Si tu ne réussis pas, néanmoins, cela ne fera que précipiter la
catastrophe. Que faire, alors ? ». Mais Hongxian lui
rétorqua : « J’ai bien réfléchi, je n’échouerai pas. » Puis
elle
alla dans sa chambre se préparer. Elle s’attacha les cheveux sur
le haut de la tête, en un chignon retenu par
une attache en or,
puis elle passa une courte robe brodée
de motifs pourpres,
attachée autour de la taille par une ceinture de soie verte, mit
aux pieds des sandales légères
et, en bandoulière, une courte
dague ornée d’un dragon,
et termina en inscrivant sur son front
le nom du Grand Un (太乙神).
Elle alla se prosterner devant Xue Song, se retourna et
disparut.
Xue Song rentra dans
sa chambre et ferma la porte.
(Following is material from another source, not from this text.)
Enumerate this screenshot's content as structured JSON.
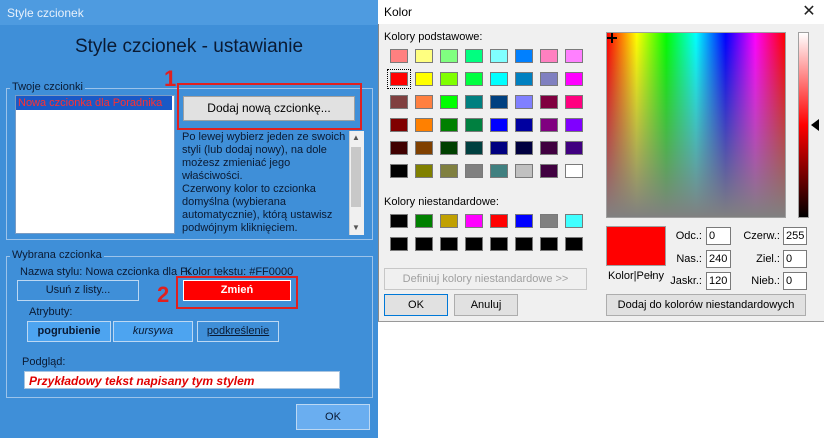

Il
s’assit droit, tournant le dos
à la lumière des chandelles. Normalement, il n’aimait pas
boire ; cette nuit-là, cependant, il but beaucoup, mais sans
s’enivrer. Soudain, il |
entendit le bruit
d’une violente bourrasque, et eut l’impression de voir
une feuille tomber d’un arbre ; il se redressa en sursaut : c’était Hongxian qui était
de retour. Réjoui, il lui demanda : « Tout s’est-il bien
passé ? » et Hongxian lui répondit : « Je ne me serais pas
permis de manquer à ma mission. » Xue Song s’enquit : « As-tu
tué ou blessé quelqu’un ? ».
Hongxian le
rassura : « Je n’ai pas eu besoin d’aller si loin. J’ai
seulement volé la boîte en or qui est au pied du lit de Tian
Chengsi. » Puis elle expliqua : « Je suis arrivée à la ville de
Wei un peu après onze heures ; après avoir franchi plusieurs
portes, je suis parvenue jusqu’aux abords de la chambre de Tian
Chengsi. J’ai entendu les soldats de sa garde ronfler bruyamment
dans leur sommeil, dans la galerie à l’extérieur, et les gardes
qui faisaient les cents pas dans les cours se hurler le mot de
passe. J’ai ouvert le vantail gauche de la porte de la chambre,
et me suis avancée jusqu’aux tentures du lit. J’ai vu votre
beau-père étendu sur le dos, le ventre bien arrondi,
profondément endormi, la tête enveloppée de crêpe jaune reposant
sur un oreiller devant lequel était posée une épée aux sept
étoiles (七星剑).
Devant l’épée était une boîte en or ouverte, pleine d’encens et
de joyaux, où étaient inscrits les huit caractères indiquant le
moment de sa naissance ainsi que le nom de la Grande Ourse (北斗神)
(13).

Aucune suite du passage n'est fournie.